# When to start dating again?



## rccman66 (Feb 18, 2019)

Short run down on my situation,

I have been separated for 2 years, Filed for divorce in July of 2018.

Lawyers are Lawyering, dragging out a long time it seems like.

I feel I am ready to start dating again, just curious as to what suggestions anyone here has for me.

Thanks for any feedback!


----------



## Diana7 (Apr 19, 2016)

Maybe be best to wait till you are no longer married. 

It was 4 years for me after we separated and then divorced till I felt emotionally ready to date again.


----------



## jorgegene (May 26, 2012)

it depends.

you say you have been separated for 2 years; is this living apart?

it really depends on how detached you are from your ex. if you are 100% emotionally over her, then i would say your'e ready.
now 100% over her doesn't mean you don't care about her, or don't wish her well, only that there is no part of you that wants to someday get back with her.
and that you have felt that way for at least many months or a year or more. there is no more attraction.

if on the other hand, you still have attachment feelings, i would wait, and explore those feelings before involving other people.

2 cents worth.


----------



## rccman66 (Feb 18, 2019)

jorgegene said:


> it depends.
> 
> you say you have been separated for 2 years; is this living apart?
> 
> ...






We have lived separate for around 2 years, prior to that she had moved out to go back to school for the 2 years prior to the separation.


----------



## NextTimeAround (Dec 15, 2011)

as long as you don't treat someone like the rebound partner

monopolising their time and making promises for the future.

If you feel needy, don't date.


----------



## Diana7 (Apr 19, 2016)

rccman66 said:


> We have lived separate for around 2 years, prior to that she had moved out to go back to school for the 2 years prior to the separation.


Why did you not divorce earlier?


----------



## UpsideDownWorld11 (Feb 14, 2018)

If you are ready then you are ready.


----------



## She'sStillGotIt (Jul 30, 2016)

UpsideDownWorld11 said:


> If you are ready then you are ready.


Exactly. Hell, you waited two long years. That's about 1.9 years longer than I waited once I got away from my ex. LOL.


----------



## arbitrator (Feb 13, 2012)

*Give yourself adequate enough time "to mourn" the end of the marital relationship.
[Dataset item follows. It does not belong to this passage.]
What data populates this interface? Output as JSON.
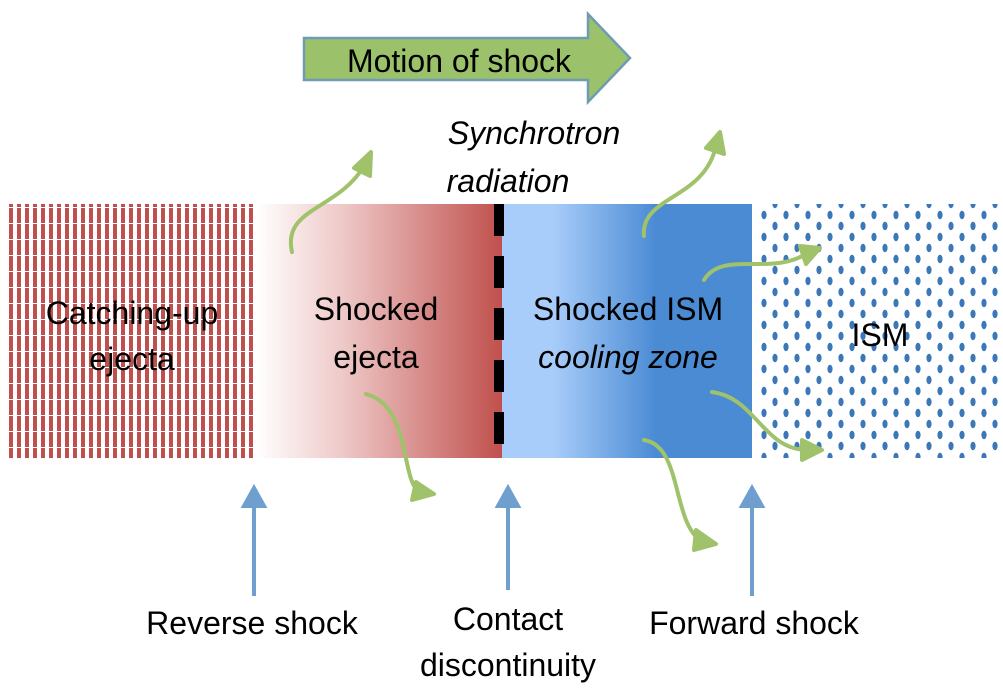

For some people, that absolutely takes longer than it does others.

But whatever you choose to do, @rccman66 ~ do not start dating again just out of sheer desperation! That aspect does neither of you any possible good!*


----------



## Spicy (Jun 18, 2016)

If you personally have no “moral” issue with dating while still married on paper, and you feel ready, then go for it. 2 years seems like plenty of time, but everyone is different. 
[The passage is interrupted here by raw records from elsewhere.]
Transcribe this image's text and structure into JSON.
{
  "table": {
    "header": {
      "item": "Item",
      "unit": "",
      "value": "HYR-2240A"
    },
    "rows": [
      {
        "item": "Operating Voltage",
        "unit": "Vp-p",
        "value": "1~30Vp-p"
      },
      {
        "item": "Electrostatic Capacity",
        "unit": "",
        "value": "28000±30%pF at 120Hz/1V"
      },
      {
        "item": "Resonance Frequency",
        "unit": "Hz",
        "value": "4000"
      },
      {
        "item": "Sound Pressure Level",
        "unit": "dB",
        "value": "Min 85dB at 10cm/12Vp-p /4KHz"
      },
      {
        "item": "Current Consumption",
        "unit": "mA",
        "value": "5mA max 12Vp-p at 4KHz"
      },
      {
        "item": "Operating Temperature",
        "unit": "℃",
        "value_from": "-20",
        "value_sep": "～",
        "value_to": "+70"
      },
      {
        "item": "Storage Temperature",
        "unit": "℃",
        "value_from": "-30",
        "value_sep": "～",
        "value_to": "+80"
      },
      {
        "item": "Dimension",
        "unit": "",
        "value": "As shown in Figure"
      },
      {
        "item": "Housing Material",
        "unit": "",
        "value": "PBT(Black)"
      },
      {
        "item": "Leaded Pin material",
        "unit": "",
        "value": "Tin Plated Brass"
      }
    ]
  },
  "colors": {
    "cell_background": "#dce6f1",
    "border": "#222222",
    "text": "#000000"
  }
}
Just know that some women will be unwilling to date you while you are still legally married, but some won’t care at all. 

I would suggest you be very upfront in your OLD (online dating) profile (if you go that route) about exactly where you are at in the separation and divorce process. Also with anyone you choose to ask out IRL, before you go on your first date. 

I hope things speed up with your lawyers and that you find true happiness in your second time around. I know many of us here have. Best wishes! Have fun!


----------



## Taxman (Dec 21, 2016)

Right now, I see that you have really been separated for four years. My experts generally say that at the one year mark, post-separation, you are emotionally ready to date. Some want the marriage to be officially court decreed as over before dating, whereas, I have had several clients that have their SO leave in the morning, and have a date lined up for that evening. It is up to the individual, but this is not an absolute: Test the waters, go out with a mixed group. See if you are comfortable in that setting before moving onto one-to-one. I am really old school, so online or speed dating seems really bizarre to me. And, I worked in bars as a kid, and you really do not meet the best class of person in that environment.


----------



## MovingForward (Jan 19, 2017)

Whenever you want and feel ready, there is no time frame that fits everyone.


----------



## wilson (Nov 5, 2012)

Rather than officially dating, get involved in activities that have lots of opportunity for chatting and casual get-togethers. For example, join a fitness group that meets regularly. You'll see the same people regularly and have many opportunities to get to know them. Sometimes the group may also go out to eat after working out. This allows you the ability to ease into social and dating interactions that develop more naturally than on-line dating or trying to pick someone up.


----------



## rccman66 (Feb 18, 2019)

Diana7 said:


> Why did you not divorce earlier?




I guess I was dragging my feet somewhat, maybe it was me mourning the loss of my marriage, whatever, One day I woke up and realized that it was truly over and we weren't getting back together and I went straight to my lawyer and before the day was over she had been served.


----------



## Ragnar Ragnasson (Mar 4, 2018)

Start chasing women as soon as you want to.

Sounds like it's been a while. Any chasing now is good practice. 

You can play catch and release!

PS but do try and be considerate of the chasees. Honesty and courtesy, all that goes without saying.

Play on!!


----------



## Lila (May 30, 2014)

If you're ready to start dating, then go ahead and date. Just make sure you tell the women you date that you are still officially married. 

As a single woman, I will not date men who are still legally married and it pisses me off when they don't self disclose this information.


----------



## rccman66 (Feb 18, 2019)

Ragnar Ragnasson said:


> Start chasing women as soon as you want to.
> 
> Sounds like it's been a while. Any chasing now is good practice.
> 
> ...



Always the gentleman! Definitely so!

Thanks for the support.


----------